Adam sordu: “Peki ikinci çocuğum, sen paranla ne yaptın?” “Yorgancıya gittim, iki tane yastık aldım.” Bunu söyleyen çocuk, yastıkları içeri getirdi, açtı ve tüyleri bütün odaya dağıttı. Zaman içinde bütün tüyler yere düştü, böylece oda yine dolmamıştı.

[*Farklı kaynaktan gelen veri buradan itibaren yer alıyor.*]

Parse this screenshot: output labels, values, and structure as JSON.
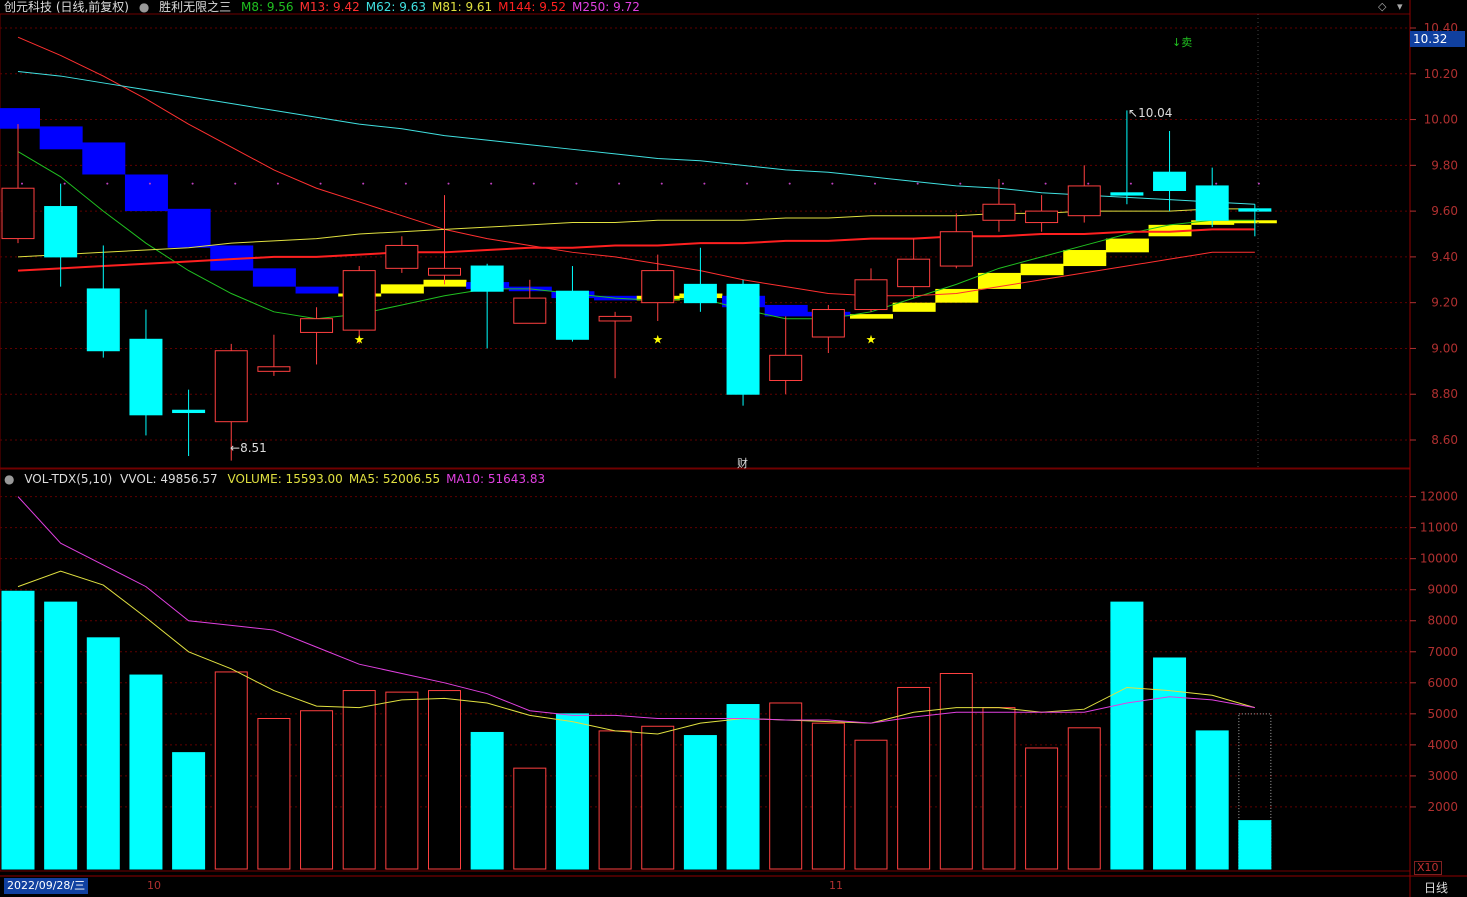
{
  "header": {
    "stock": "创元科技 (日线,前复权)",
    "indicator": "胜利无限之三",
    "ma_items": [
      {
        "label": "M8: 9.56",
        "color": "#20c020"
      },
      {
        "label": "M13: 9.42",
        "color": "#ff3030"
      },
      {
        "label": "M62: 9.63",
        "color": "#40e0e0"
      },
      {
        "label": "M81: 9.61",
        "color": "#e0e040"
      },
      {
        "label": "M144: 9.52",
        "color": "#ff2020"
      },
      {
        "label": "M250: 9.72",
        "color": "#e040e0"
      }
    ]
  },
  "volume_header": {
    "name": "VOL-TDX(5,10)",
    "vvol": "VVOL: 49856.57",
    "items": [
      {
        "label": "VOLUME: 15593.00",
        "color": "#e0e040"
      },
      {
        "label": "MA5: 52006.55",
        "color": "#e0e040"
      },
      {
        "label": "MA10: 51643.83",
        "color": "#e040e0"
      }
    ]
  },
  "current_price": "10.32",
  "date_label": "2022/09/28/三",
  "period_label": "日线",
  "x10_label": "X10",
  "month_labels": [
    "10",
    "11"
  ],
  "annotations": {
    "high": "10.04",
    "low": "8.51",
    "sell": "↓卖",
    "finance": "财"
  },
  "icons": [
    "diamond-icon",
    "down-arrow-icon"
  ],
  "colors": {
    "up": "#ff4040",
    "down": "#00ffff",
    "grid": "#600000",
    "band_bull": "#ffff00",
    "band_bear": "#0000ff"
  },
  "chart_data": [
    {
      "type": "candlestick",
      "title": "",
      "ylim": [
        8.5,
        10.45
      ],
      "y_ticks": [
        "10.40",
        "10.20",
        "10.00",
        "9.80",
        "9.60",
        "9.40",
        "9.20",
        "9.00",
        "8.80",
        "8.60"
      ],
      "candles": [
        {
          "o": 9.48,
          "c": 9.7,
          "h": 9.98,
          "l": 9.46
        },
        {
          "o": 9.62,
          "c": 9.4,
          "h": 9.72,
          "l": 9.27
        },
        {
          "o": 9.26,
          "c": 8.99,
          "h": 9.45,
          "l": 8.96
        },
        {
          "o": 9.04,
          "c": 8.71,
          "h": 9.17,
          "l": 8.62
        },
        {
          "o": 8.73,
          "c": 8.72,
          "h": 8.82,
          "l": 8.53
        },
        {
          "o": 8.68,
          "c": 8.99,
          "h": 9.02,
          "l": 8.51
        },
        {
          "o": 8.9,
          "c": 8.92,
          "h": 9.06,
          "l": 8.88
        },
        {
          "o": 9.07,
          "c": 9.13,
          "h": 9.18,
          "l": 8.93
        },
        {
          "o": 9.08,
          "c": 9.34,
          "h": 9.36,
          "l": 9.02
        },
        {
          "o": 9.35,
          "c": 9.45,
          "h": 9.49,
          "l": 9.33
        },
        {
          "o": 9.32,
          "c": 9.35,
          "h": 9.67,
          "l": 9.28
        },
        {
          "o": 9.36,
          "c": 9.25,
          "h": 9.37,
          "l": 9.0
        },
        {
          "o": 9.11,
          "c": 9.22,
          "h": 9.3,
          "l": 9.11
        },
        {
          "o": 9.25,
          "c": 9.04,
          "h": 9.36,
          "l": 9.03
        },
        {
          "o": 9.12,
          "c": 9.14,
          "h": 9.16,
          "l": 8.87
        },
        {
          "o": 9.2,
          "c": 9.34,
          "h": 9.41,
          "l": 9.12
        },
        {
          "o": 9.28,
          "c": 9.2,
          "h": 9.44,
          "l": 9.16
        },
        {
          "o": 9.28,
          "c": 8.8,
          "h": 9.3,
          "l": 8.75
        },
        {
          "o": 8.86,
          "c": 8.97,
          "h": 9.14,
          "l": 8.8
        },
        {
          "o": 9.05,
          "c": 9.17,
          "h": 9.19,
          "l": 8.98
        },
        {
          "o": 9.17,
          "c": 9.3,
          "h": 9.35,
          "l": 9.16
        },
        {
          "o": 9.27,
          "c": 9.39,
          "h": 9.48,
          "l": 9.22
        },
        {
          "o": 9.36,
          "c": 9.51,
          "h": 9.59,
          "l": 9.35
        },
        {
          "o": 9.56,
          "c": 9.63,
          "h": 9.74,
          "l": 9.51
        },
        {
          "o": 9.55,
          "c": 9.6,
          "h": 9.67,
          "l": 9.51
        },
        {
          "o": 9.58,
          "c": 9.71,
          "h": 9.8,
          "l": 9.55
        },
        {
          "o": 9.68,
          "c": 9.67,
          "h": 10.04,
          "l": 9.63
        },
        {
          "o": 9.77,
          "c": 9.69,
          "h": 9.95,
          "l": 9.6
        },
        {
          "o": 9.71,
          "c": 9.56,
          "h": 9.79,
          "l": 9.53
        },
        {
          "o": 9.61,
          "c": 9.6,
          "h": 9.63,
          "l": 9.49
        }
      ],
      "band": [
        {
          "t": "b",
          "a": 9.96,
          "b": 10.05
        },
        {
          "t": "b",
          "a": 9.87,
          "b": 9.97
        },
        {
          "t": "b",
          "a": 9.76,
          "b": 9.9
        },
        {
          "t": "b",
          "a": 9.6,
          "b": 9.76
        },
        {
          "t": "b",
          "a": 9.44,
          "b": 9.61
        },
        {
          "t": "b",
          "a": 9.34,
          "b": 9.45
        },
        {
          "t": "b",
          "a": 9.27,
          "b": 9.35
        },
        {
          "t": "b",
          "a": 9.24,
          "b": 9.27
        },
        {
          "t": "y",
          "a": 9.23,
          "b": 9.24
        },
        {
          "t": "y",
          "a": 9.24,
          "b": 9.28
        },
        {
          "t": "y",
          "a": 9.27,
          "b": 9.3
        },
        {
          "t": "b",
          "a": 9.26,
          "b": 9.29
        },
        {
          "t": "b",
          "a": 9.25,
          "b": 9.27
        },
        {
          "t": "b",
          "a": 9.22,
          "b": 9.25
        },
        {
          "t": "b",
          "a": 9.21,
          "b": 9.23
        },
        {
          "t": "y",
          "a": 9.21,
          "b": 9.23
        },
        {
          "t": "y",
          "a": 9.22,
          "b": 9.24
        },
        {
          "t": "b",
          "a": 9.18,
          "b": 9.23
        },
        {
          "t": "b",
          "a": 9.14,
          "b": 9.19
        },
        {
          "t": "b",
          "a": 9.14,
          "b": 9.16
        },
        {
          "t": "y",
          "a": 9.13,
          "b": 9.15
        },
        {
          "t": "y",
          "a": 9.16,
          "b": 9.2
        },
        {
          "t": "y",
          "a": 9.2,
          "b": 9.26
        },
        {
          "t": "y",
          "a": 9.26,
          "b": 9.33
        },
        {
          "t": "y",
          "a": 9.32,
          "b": 9.37
        },
        {
          "t": "y",
          "a": 9.36,
          "b": 9.43
        },
        {
          "t": "y",
          "a": 9.42,
          "b": 9.48
        },
        {
          "t": "y",
          "a": 9.49,
          "b": 9.54
        },
        {
          "t": "y",
          "a": 9.54,
          "b": 9.56
        },
        {
          "t": "y",
          "a": 9.55,
          "b": 9.56
        }
      ],
      "lines": [
        {
          "name": "M8",
          "color": "#20c020",
          "values": [
            9.86,
            9.75,
            9.6,
            9.46,
            9.34,
            9.24,
            9.16,
            9.13,
            9.15,
            9.19,
            9.23,
            9.26,
            9.26,
            9.24,
            9.22,
            9.21,
            9.22,
            9.17,
            9.13,
            9.13,
            9.16,
            9.22,
            9.28,
            9.35,
            9.4,
            9.45,
            9.5,
            9.54,
            9.56,
            9.56
          ]
        },
        {
          "name": "M13",
          "color": "#ff3030",
          "values": [
            10.36,
            10.28,
            10.19,
            10.09,
            9.98,
            9.88,
            9.78,
            9.7,
            9.64,
            9.58,
            9.52,
            9.48,
            9.45,
            9.42,
            9.4,
            9.37,
            9.34,
            9.3,
            9.27,
            9.24,
            9.23,
            9.23,
            9.24,
            9.27,
            9.3,
            9.33,
            9.36,
            9.39,
            9.42,
            9.42
          ]
        },
        {
          "name": "M62",
          "color": "#40e0e0",
          "values": [
            10.21,
            10.19,
            10.16,
            10.13,
            10.1,
            10.07,
            10.04,
            10.01,
            9.98,
            9.96,
            9.93,
            9.91,
            9.89,
            9.87,
            9.85,
            9.83,
            9.82,
            9.8,
            9.78,
            9.77,
            9.75,
            9.73,
            9.71,
            9.7,
            9.68,
            9.67,
            9.66,
            9.65,
            9.64,
            9.63
          ]
        },
        {
          "name": "M81",
          "color": "#e0e040",
          "values": [
            9.4,
            9.41,
            9.42,
            9.43,
            9.44,
            9.46,
            9.47,
            9.48,
            9.5,
            9.51,
            9.52,
            9.53,
            9.54,
            9.55,
            9.55,
            9.56,
            9.56,
            9.56,
            9.57,
            9.57,
            9.58,
            9.58,
            9.58,
            9.59,
            9.59,
            9.6,
            9.6,
            9.6,
            9.61,
            9.61
          ]
        },
        {
          "name": "M144",
          "color": "#ff2020",
          "values": [
            9.34,
            9.35,
            9.36,
            9.37,
            9.38,
            9.39,
            9.4,
            9.4,
            9.41,
            9.42,
            9.42,
            9.43,
            9.44,
            9.44,
            9.45,
            9.45,
            9.46,
            9.46,
            9.47,
            9.47,
            9.48,
            9.48,
            9.49,
            9.49,
            9.5,
            9.5,
            9.51,
            9.51,
            9.52,
            9.52
          ]
        }
      ],
      "stars": [
        8,
        15,
        20
      ],
      "dots_y": 9.72
    },
    {
      "type": "bar",
      "title": "",
      "ylim": [
        0,
        12600
      ],
      "y_ticks": [
        "12000",
        "11000",
        "10000",
        "9000",
        "8000",
        "7000",
        "6000",
        "5000",
        "4000",
        "3000",
        "2000"
      ],
      "values": [
        8950,
        8600,
        7450,
        6250,
        3750,
        6350,
        4850,
        5100,
        5750,
        5700,
        5750,
        4400,
        3250,
        5000,
        4450,
        4600,
        4300,
        5300,
        5350,
        4700,
        4150,
        5850,
        6300,
        5200,
        3900,
        4550,
        8600,
        6800,
        4450,
        1559
      ],
      "up": [
        0,
        0,
        0,
        0,
        0,
        1,
        1,
        1,
        1,
        1,
        1,
        0,
        1,
        0,
        1,
        1,
        0,
        0,
        1,
        1,
        1,
        1,
        1,
        1,
        1,
        1,
        0,
        0,
        0,
        0
      ],
      "series": [
        {
          "name": "MA5",
          "color": "#e0e040",
          "values": [
            9100,
            9600,
            9150,
            8100,
            7000,
            6450,
            5750,
            5250,
            5200,
            5450,
            5500,
            5350,
            4950,
            4750,
            4450,
            4350,
            4700,
            4850,
            4800,
            4750,
            4700,
            5050,
            5200,
            5200,
            5050,
            5150,
            5850,
            5750,
            5600,
            5200
          ]
        },
        {
          "name": "MA10",
          "color": "#e040e0",
          "values": [
            12000,
            10500,
            9800,
            9100,
            8000,
            7850,
            7700,
            7150,
            6600,
            6300,
            6000,
            5650,
            5100,
            4950,
            4950,
            4850,
            4850,
            4850,
            4800,
            4800,
            4700,
            4900,
            5050,
            5050,
            5050,
            5050,
            5350,
            5550,
            5450,
            5200
          ]
        }
      ]
    }
  ]
}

“Sen üçüncü çocuğum, sen paranı ne yaptın?” diye sordu adam. “Dolarımı cebime koyup senin yıllar önceki dükkânın gibi bir dükkâna gittim. Dükkânın sahibine parayı verdim ve bozmasını istedim. 20 centini şehrimizdeki iki yardım kuruluşuna bağışladım. 20 cent de kiliseye verdim. Geriye kalanla iki şey aldım.” Çocuk elini cebine atıp bir kibrit kutusu ile bir mum çıkardı. Işığı kapatıp mumu yakınca oda mumun ışığıyla dolmuştu. Oda samanla veya tüyle değil, bir uçtan bir uca ışıkla dolmuştu. Baba memnundu.
“Çok iyi oğlum. Bu şirketin başına sen geçeceksin, çünkü yaşam hakkında çok önemli bir şeyi, ışığını yaymayı biliyorsun. Bu çok güzel.”